IWMGAME [arable & perennial crops] : one card is represented use of mapping with UAV. You can play it to decrease side effects of the use of chemical products.
IWMTOOL : one factsheet is dedicating on describing all sensing technology usable in IWM
Assessing risks = monitoring and assessing pests and their beneficials
Deciding = establishing a diagnosis and planning using available tools
Based on the indicative risk threshold to plan an intervention
The “indicative risk threshold” is defined as being the threshold from which protective measures can be put in place by the grower. It is established by expertise at a given moment, for a territory and in a defined context. This threshold makes it possible to decide whether to take or not to take the decision to intervene in the crop. It will also make it possible to choose which type of intervention to carry out: biocontrol, biological, physical or chemical control.
Establish a diagnosis using specific tools
Early, accurate and rapid diagnosis is necessary for the management of plant pests and diseases. To facilitate this diagnosis, there are specific tools that can be used in the laboratory or in the field.
Evaluate health risks using decision support tools
These tools describe phytosanitary situations of the presence, development and prediction of pests and diseases and are accompanied by decision rules to guide the user towards the decision to intervene or not. They can be accompanied by advice tools which allow their use to be traced at field level.
Decide on an intervention using reasoning aids
The reasoning support tools describe phytosanitary situations of the presence, development and prediction of pests and diseases and are accompanied by decision rules to guide the user towards the decision to intervene or not. They can be accompanied by advice tools which allow their use to be traced at field level.
IWMGAME [arable & perennial crops]: one card represents the use of DSS. You can play it to decrease side effects of the use of chemical products.
Decision-making is based on five complementary tools: Of course, this must be supplemented with regular field observations which confirm the decision.

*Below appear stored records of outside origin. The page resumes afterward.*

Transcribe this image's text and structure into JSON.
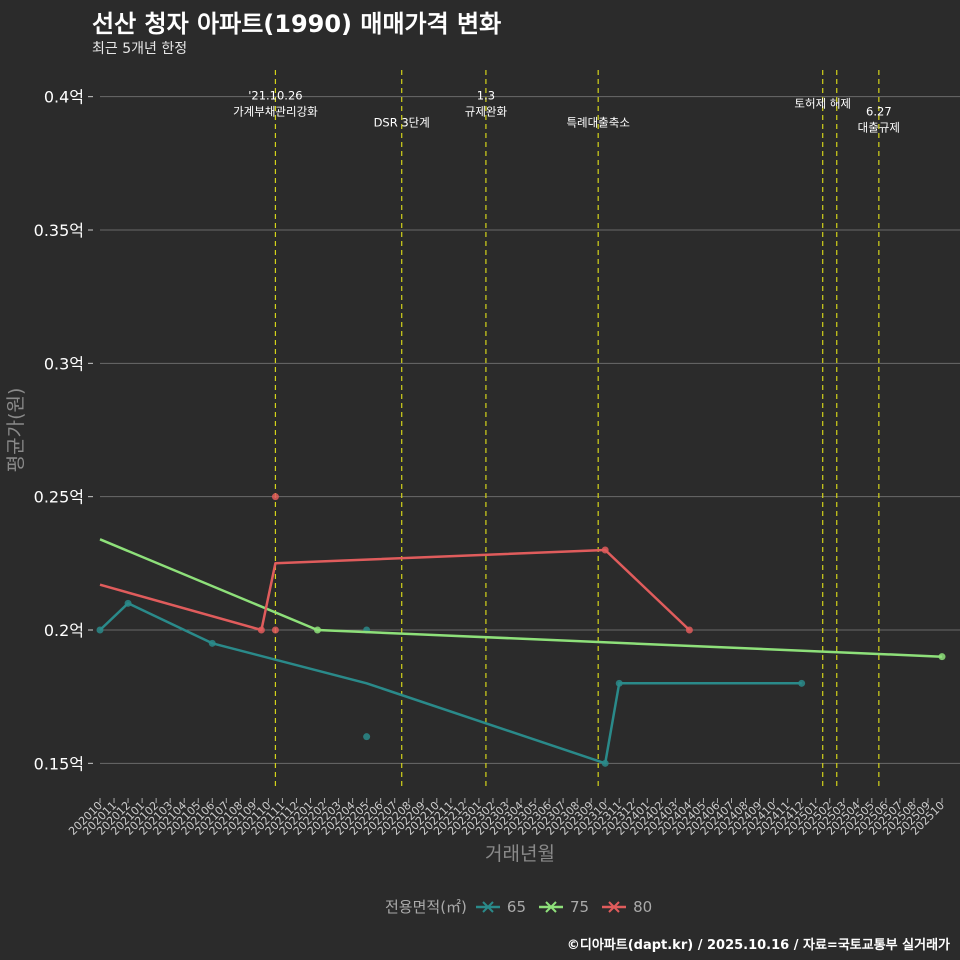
{
  "chart_data": {
    "type": "line",
    "title": "선산 청자 아파트(1990) 매매가격 변화",
    "subtitle": "최근 5개년 한정",
    "xlabel": "거래년월",
    "ylabel": "평균가(원)",
    "ylim": [
      0.14,
      0.41
    ],
    "yticks": [
      0.15,
      0.2,
      0.25,
      0.3,
      0.35,
      0.4
    ],
    "ytick_labels": [
      "0.15억",
      "0.2억",
      "0.25억",
      "0.3억",
      "0.35억",
      "0.4억"
    ],
    "x_categories": [
      "202010",
      "202011",
      "202012",
      "202101",
      "202102",
      "202103",
      "202104",
      "202105",
      "202106",
      "202107",
      "202108",
      "202109",
      "202110",
      "202111",
      "202112",
      "202201",
      "202202",
      "202203",
      "202204",
      "202205",
      "202206",
      "202207",
      "202208",
      "202209",
      "202210",
      "202211",
      "202212",
      "202301",
      "202302",
      "202303",
      "202304",
      "202305",
      "202306",
      "202307",
      "202308",
      "202309",
      "202310",
      "202311",
      "202312",
      "202401",
      "202402",
      "202403",
      "202404",
      "202405",
      "202406",
      "202407",
      "202408",
      "202409",
      "202410",
      "202411",
      "202412",
      "202501",
      "202502",
      "202503",
      "202504",
      "202505",
      "202506",
      "202507",
      "202508",
      "202509",
      "202510"
    ],
    "legend_title": "전용면적(㎡)",
    "colors": {
      "65": "#2a8a8a",
      "75": "#8ee07a",
      "80": "#e05c5c",
      "vline": "#d4d41a"
    },
    "series": [
      {
        "name": "65",
        "line": [
          [
            0,
            0.2
          ],
          [
            2,
            0.21
          ],
          [
            8,
            0.195
          ],
          [
            19,
            0.18
          ],
          [
            36,
            0.15
          ],
          [
            37,
            0.18
          ],
          [
            50,
            0.18
          ]
        ],
        "points": [
          [
            0,
            0.2
          ],
          [
            2,
            0.21
          ],
          [
            8,
            0.195
          ],
          [
            19,
            0.2
          ],
          [
            19,
            0.16
          ],
          [
            36,
            0.15
          ],
          [
            37,
            0.18
          ],
          [
            50,
            0.18
          ]
        ]
      },
      {
        "name": "75",
        "line": [
          [
            0,
            0.234
          ],
          [
            15.5,
            0.2
          ],
          [
            60,
            0.19
          ]
        ],
        "points": [
          [
            15.5,
            0.2
          ],
          [
            60,
            0.19
          ]
        ]
      },
      {
        "name": "80",
        "line": [
          [
            0,
            0.217
          ],
          [
            11.5,
            0.2
          ],
          [
            12.5,
            0.225
          ],
          [
            36,
            0.23
          ],
          [
            42,
            0.2
          ]
        ],
        "points": [
          [
            11.5,
            0.2
          ],
          [
            12.5,
            0.25
          ],
          [
            12.5,
            0.2
          ],
          [
            36,
            0.23
          ],
          [
            42,
            0.2
          ]
        ]
      }
    ],
    "events": [
      {
        "x": 12.5,
        "lines": [
          "'21.10.26",
          "가계부채관리강화"
        ],
        "y": 0.4
      },
      {
        "x": 21.5,
        "lines": [
          "DSR 3단계"
        ],
        "y": 0.39
      },
      {
        "x": 27.5,
        "lines": [
          "1.3",
          "규제완화"
        ],
        "y": 0.4
      },
      {
        "x": 35.5,
        "lines": [
          "특례대출축소"
        ],
        "y": 0.39
      },
      {
        "x": 51.5,
        "lines": [
          "토허제 해제"
        ],
        "y": 0.397
      },
      {
        "x": 52.5,
        "lines": [],
        "y": 0.4
      },
      {
        "x": 55.5,
        "lines": [
          "6.27",
          "대출규제"
        ],
        "y": 0.394
      }
    ],
    "source": "©디아파트(dapt.kr) / 2025.10.16 / 자료=국토교통부 실거래가"
  }
}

Prior = risk knowledge tools
In production = useful tools to know and assess the sanitary situation
Biological (or visual) nuisance threshold = level of attack from which damage / damage is observed on the plant
Pest threshold (technical) = level of infestation from which a depressive action of weeds on the crop is detectable or even observable or measurable varies according to the quantitative and qualitative criteria of the harvested product
Indicative risk threshold = level of infestation from which an intervention is of economic interest. the cost of the intervention becomes lower than the cost of the estimated damage is added the cost of interventions therefore difference depending on the methodit is important to take into account the natural regulatory organisms of the pest that can make the intervention unprofitable
IWMTOOL: one factsheet is dedicated to describing DSS tools used in IWM
IPM DECISIONS = https://www.ipmdecisions.net/
The IPM Decisions project will create an online platform that is easy to use for the monitoring and management of pests. This platform will give farmers and advisers access to a large range of existing Decision Support Systems for their regional conditions.